The Group’s loan book grew by 120% from ZW$152.2m at 31 December 2018 to close at ZW$334.2m at 30 June 2019 as loan renewals by obligors came through at increased levels, whilst foreign denominated loans where translated at a higher rate at the end of the period. The non performing book for the Group at ZW$3.9m was 44% lower than ZW$7m as at 31 December 2018. The resultant non performing loans ratio for the half year ended 30 June was 1.2%, an improvement from 4.6% reported as at 31 December 2018.

Total deposits grew by 23% from ZW$433.0m as at 31 December, 2018 to close at ZW$533.8m as at 30 June, 2019.

Despite general liquidity pressure experienced during first quarter the Group was able to maintain an aggregate liquidity ratio above 80% throughout the period.

The Group’s total equity increased by 152% from ZW$120.4m as at 31 December, 2018 to close the period at ZW$303.2m at 30 June 2019, driven by the positive period performance as well as the impact of the functional currency translation reserve.

Performance outlook

Financial performance in the near term is highly susceptible to volatility in macro-economic factors, particularly general price trends, availability and pricing of foreign currency, and market liquidity conditions.

Business update

Portfolio expansion:
Following the establishment of the mono-currency monetary framework through S1 142 on 24 June 2019 the Group launched Syfrets Bureau De Change on 2 August, 2019. This has expanded the network through which clients and the general public are able to undertake foreign currency transactions.
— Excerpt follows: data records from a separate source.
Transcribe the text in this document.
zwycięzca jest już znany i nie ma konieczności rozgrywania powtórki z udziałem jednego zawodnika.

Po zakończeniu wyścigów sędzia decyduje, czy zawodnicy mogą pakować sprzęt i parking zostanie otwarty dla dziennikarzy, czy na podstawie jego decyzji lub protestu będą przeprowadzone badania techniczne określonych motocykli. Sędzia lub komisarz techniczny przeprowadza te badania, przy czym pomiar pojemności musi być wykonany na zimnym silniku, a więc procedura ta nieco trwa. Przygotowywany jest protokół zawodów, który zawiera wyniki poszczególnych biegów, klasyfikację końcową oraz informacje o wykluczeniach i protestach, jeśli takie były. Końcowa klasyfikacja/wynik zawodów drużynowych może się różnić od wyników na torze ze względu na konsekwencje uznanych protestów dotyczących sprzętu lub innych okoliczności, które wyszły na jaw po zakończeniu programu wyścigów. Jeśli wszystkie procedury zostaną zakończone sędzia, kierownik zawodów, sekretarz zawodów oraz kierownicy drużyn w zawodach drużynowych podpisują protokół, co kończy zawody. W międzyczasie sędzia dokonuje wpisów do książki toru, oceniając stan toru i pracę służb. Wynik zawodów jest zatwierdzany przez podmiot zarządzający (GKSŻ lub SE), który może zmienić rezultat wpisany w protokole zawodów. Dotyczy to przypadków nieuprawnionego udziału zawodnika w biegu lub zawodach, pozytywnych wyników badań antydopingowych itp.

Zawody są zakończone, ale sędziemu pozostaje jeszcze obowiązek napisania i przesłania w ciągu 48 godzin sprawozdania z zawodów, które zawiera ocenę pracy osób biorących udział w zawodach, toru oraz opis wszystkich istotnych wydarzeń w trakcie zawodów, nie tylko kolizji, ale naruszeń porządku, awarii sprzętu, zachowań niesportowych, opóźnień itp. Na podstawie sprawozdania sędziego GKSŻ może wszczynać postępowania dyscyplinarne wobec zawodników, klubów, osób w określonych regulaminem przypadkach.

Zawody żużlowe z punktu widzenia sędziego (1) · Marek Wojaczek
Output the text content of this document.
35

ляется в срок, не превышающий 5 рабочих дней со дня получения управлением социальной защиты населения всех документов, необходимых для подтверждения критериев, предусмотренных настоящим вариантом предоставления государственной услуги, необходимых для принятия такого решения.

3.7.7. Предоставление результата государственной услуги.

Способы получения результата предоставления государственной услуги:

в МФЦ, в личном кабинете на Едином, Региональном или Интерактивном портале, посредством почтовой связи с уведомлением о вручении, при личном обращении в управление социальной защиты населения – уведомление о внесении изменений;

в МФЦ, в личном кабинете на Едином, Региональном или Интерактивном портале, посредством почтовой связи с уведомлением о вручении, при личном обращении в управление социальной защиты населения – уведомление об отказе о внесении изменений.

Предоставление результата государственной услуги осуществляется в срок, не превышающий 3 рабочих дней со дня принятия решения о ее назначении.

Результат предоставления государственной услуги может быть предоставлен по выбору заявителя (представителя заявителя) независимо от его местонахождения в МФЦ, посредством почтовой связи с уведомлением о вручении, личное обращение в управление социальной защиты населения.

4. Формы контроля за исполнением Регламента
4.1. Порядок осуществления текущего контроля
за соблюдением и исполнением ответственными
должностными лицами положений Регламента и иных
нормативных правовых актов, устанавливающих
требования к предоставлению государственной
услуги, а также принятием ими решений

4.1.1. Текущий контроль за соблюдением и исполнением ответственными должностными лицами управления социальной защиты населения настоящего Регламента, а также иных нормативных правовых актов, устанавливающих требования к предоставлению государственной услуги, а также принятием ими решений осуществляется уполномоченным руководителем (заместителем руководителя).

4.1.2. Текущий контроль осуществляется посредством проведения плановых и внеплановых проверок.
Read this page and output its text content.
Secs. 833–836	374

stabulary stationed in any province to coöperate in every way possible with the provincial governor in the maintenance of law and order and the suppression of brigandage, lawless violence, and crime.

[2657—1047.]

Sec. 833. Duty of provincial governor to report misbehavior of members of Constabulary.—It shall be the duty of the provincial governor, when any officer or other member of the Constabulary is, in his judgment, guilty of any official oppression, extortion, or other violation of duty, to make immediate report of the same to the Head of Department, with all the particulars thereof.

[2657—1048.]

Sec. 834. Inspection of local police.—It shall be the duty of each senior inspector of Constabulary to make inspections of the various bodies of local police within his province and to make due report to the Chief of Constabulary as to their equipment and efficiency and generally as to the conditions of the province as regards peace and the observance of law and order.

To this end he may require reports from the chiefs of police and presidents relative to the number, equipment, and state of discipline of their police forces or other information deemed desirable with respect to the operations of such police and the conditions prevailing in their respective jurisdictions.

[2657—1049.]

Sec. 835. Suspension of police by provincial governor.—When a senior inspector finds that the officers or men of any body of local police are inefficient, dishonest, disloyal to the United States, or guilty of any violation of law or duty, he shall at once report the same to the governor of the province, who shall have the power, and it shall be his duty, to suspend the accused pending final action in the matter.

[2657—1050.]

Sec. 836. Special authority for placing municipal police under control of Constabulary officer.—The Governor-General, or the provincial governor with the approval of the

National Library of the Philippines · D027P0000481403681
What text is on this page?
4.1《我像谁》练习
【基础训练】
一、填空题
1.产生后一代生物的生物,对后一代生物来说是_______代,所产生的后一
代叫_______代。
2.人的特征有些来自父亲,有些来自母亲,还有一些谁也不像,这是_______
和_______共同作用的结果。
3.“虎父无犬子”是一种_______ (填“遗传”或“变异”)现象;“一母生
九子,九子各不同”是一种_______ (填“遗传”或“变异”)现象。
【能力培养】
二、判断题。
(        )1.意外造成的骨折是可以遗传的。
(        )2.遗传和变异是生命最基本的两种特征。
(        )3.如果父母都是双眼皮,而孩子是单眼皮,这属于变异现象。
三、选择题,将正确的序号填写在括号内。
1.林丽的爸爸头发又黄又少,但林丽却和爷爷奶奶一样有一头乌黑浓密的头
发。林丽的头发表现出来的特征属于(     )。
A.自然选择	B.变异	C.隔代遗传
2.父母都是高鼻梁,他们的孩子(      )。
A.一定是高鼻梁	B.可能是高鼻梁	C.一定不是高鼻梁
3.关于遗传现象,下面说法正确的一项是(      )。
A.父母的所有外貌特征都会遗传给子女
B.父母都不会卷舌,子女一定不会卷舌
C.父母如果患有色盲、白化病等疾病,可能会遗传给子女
This service will also be offered through selected retail partners in order to facilitate the smooth execution of in-store transactions. Work towards the launch of a refreshed autonomous micro-finance banking operation is at an advanced stage following a tactical retreat that was necessary to re-evaluate the market.

Delivery channels:
In order to remain connected with its clients, the group will soon offer its banking services through the “WhatsApp” social media platform. This product is currently at pilot stage. Additionally, a new Customer Contact Centre is at an advanced stage and will be commissioned during the third quarter.

The Group is happy to report satisfactory progress in the re-establishment of international cards, having successfully run pilot tests with VISA.

Internal processes:
In response to the changing operating environment and attendant business threats, the Group has commissioned an Organisational Transformation Program which, inter-alia, seeks to re-evaluate the business model, processes and systems. An expected output of this exercise is an efficient business operation which leverages on technologies for cost efficiency and market penetration.

Acknowledgements

I would like to thank our valued customers for their continued patronage. I also thank staff and the management team for their commitment to the ZB brand. Lastly, I would like to thank the Board for its wise counsel.